Over the past two decades, the collaborative labs of Drs. Altschuler and Lani Wu have pioneered systems-biology approaches to disentangle phenotypic cellular heterogeneity and identify molecular mechanisms and design principles of biological networks. This work has led to new understandings of how cells and tissues create spatial patterns and how cancer cells make cell fate decisions during and after drug treatment. Steven has increasingly focused on applying his discoveries and approaches to translational biomedical research, including co-founding Nine Square Therapeutics, and serving on the SAB board of BAKX Therapeutics.
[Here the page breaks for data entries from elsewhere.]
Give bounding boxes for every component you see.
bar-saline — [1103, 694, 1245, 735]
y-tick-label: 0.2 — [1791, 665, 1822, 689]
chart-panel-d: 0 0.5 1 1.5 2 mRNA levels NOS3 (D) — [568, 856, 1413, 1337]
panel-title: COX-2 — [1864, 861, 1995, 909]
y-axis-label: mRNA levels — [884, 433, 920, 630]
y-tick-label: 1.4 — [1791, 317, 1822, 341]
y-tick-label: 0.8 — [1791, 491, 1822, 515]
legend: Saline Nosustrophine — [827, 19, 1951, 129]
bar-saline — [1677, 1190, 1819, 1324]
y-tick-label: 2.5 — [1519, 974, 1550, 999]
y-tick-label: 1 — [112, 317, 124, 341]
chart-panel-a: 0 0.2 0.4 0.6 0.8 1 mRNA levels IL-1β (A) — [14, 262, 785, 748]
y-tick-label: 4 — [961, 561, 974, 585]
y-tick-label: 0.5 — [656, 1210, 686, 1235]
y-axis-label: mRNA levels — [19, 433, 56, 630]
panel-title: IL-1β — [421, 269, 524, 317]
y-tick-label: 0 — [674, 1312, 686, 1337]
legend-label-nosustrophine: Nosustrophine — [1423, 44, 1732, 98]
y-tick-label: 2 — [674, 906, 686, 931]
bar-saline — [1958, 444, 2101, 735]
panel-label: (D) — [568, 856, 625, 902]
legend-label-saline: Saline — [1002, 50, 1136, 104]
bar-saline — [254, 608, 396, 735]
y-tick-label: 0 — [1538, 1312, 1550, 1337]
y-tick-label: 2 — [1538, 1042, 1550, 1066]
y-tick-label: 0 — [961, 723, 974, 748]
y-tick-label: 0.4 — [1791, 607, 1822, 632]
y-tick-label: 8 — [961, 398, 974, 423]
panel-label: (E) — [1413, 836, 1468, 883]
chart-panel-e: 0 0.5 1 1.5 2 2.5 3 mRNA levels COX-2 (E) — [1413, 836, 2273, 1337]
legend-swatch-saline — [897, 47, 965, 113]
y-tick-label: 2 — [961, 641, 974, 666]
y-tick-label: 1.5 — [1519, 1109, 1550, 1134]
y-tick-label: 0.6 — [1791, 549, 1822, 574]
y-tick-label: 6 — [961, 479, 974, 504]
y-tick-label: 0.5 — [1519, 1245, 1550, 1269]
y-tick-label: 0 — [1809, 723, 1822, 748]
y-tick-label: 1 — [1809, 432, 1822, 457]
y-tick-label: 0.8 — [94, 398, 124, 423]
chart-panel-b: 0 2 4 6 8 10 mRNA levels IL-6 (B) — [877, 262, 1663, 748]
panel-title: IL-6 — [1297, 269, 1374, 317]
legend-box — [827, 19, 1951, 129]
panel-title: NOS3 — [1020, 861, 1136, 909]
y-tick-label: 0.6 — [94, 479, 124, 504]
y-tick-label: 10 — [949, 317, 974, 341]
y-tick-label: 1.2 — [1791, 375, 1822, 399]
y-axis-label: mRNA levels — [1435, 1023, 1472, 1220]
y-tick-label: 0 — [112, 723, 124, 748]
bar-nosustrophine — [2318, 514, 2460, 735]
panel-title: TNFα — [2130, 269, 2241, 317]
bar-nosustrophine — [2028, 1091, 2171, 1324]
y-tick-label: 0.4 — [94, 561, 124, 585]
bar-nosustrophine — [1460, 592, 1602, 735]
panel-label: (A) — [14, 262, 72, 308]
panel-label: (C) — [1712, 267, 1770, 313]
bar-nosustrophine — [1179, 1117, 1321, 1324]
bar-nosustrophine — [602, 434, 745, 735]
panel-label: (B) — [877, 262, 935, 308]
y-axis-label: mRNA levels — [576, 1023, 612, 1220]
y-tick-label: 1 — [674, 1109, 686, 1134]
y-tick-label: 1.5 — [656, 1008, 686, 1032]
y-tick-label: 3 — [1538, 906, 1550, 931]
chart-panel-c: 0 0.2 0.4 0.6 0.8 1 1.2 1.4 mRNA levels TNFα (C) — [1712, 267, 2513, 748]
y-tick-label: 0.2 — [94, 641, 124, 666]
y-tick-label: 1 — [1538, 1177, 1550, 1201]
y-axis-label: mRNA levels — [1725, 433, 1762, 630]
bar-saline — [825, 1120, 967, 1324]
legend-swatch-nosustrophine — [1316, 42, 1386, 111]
Steven received degrees in pure mathematics from the University of Pennsylvania (BA) and the University of California at San Diego (MA and PhD). He has held a number of academic positions, including at The Institute for Advanced Studies and Princeton, Harvard University and the University of Southwestern Medical Center, as well as industrial positions at Microsoft, Google and Rosetta Bioinformatics.


 
 

Aparna Bhaduri, Ph.D.

Assistant Professor of Biological Chemistry, David Geffen School of Medicine, UCLA

Dr. Bhaduri received her B.S. in Biochemistry and Cell Biology and B.A. in Political Science from Rice University in 2007. Dr. Bhaduri did her doctoral work in Cancer Biology at Stanford University working with Dr. Paul Khavari where she studied epidermal differentiation and epithelial cancers. While she was a graduate student, she developed her bioinformatic skill set as well as an appreciation for the inverse roles of development and cancer. She continued this line of discovery in the field of developmental neurobiology at UCSF in the lab of Dr. Arnold Kriegstein for her postdoctoral work. As a postdoc, she used single-cell RNA-sequencing to characterize the developing human brain and to compare these developmental time points to cortical organoid models of development and glioblastoma brain tumors.

At UCLA, the Bhaduri Lab studies neural stem cell fate specification in the context of normal human cortical development and in brain tumors. The lab uses a combination of cortical organoids, tumor cell lines, and primary patient tumors to explore the emergence of heterogeneous cell types and to understand the role of the progenitor populations in cortical development and cancer. To ask these questions, the Bhaduri Lab continues to implement single-cell approaches, including to explore the transcriptome, epigenome, and metabolites.


 
 

Nicholas Mancuso, PhD

Assistant Professor, Center of Genetic Epidemiology and Department of Preventive Medicine, Keck School of Medicine, USC

Presentation Title: Integrating Large-Scale Functional and Genome-Wide Association Data to Identify Genes for Complex Disease

My research aims to develop novel computational and statistical approaches to understand the genetic etiology of complex diseases. This includes integrating molecular phenotypes (e.g., gene expression, protein abundance) with large-scale genome-wide association studies, characterizing the genetic architecture of complex disease (e.g., rare vs common variation), and quantifying the role of selection in shaping the effect-size distribution for alleles.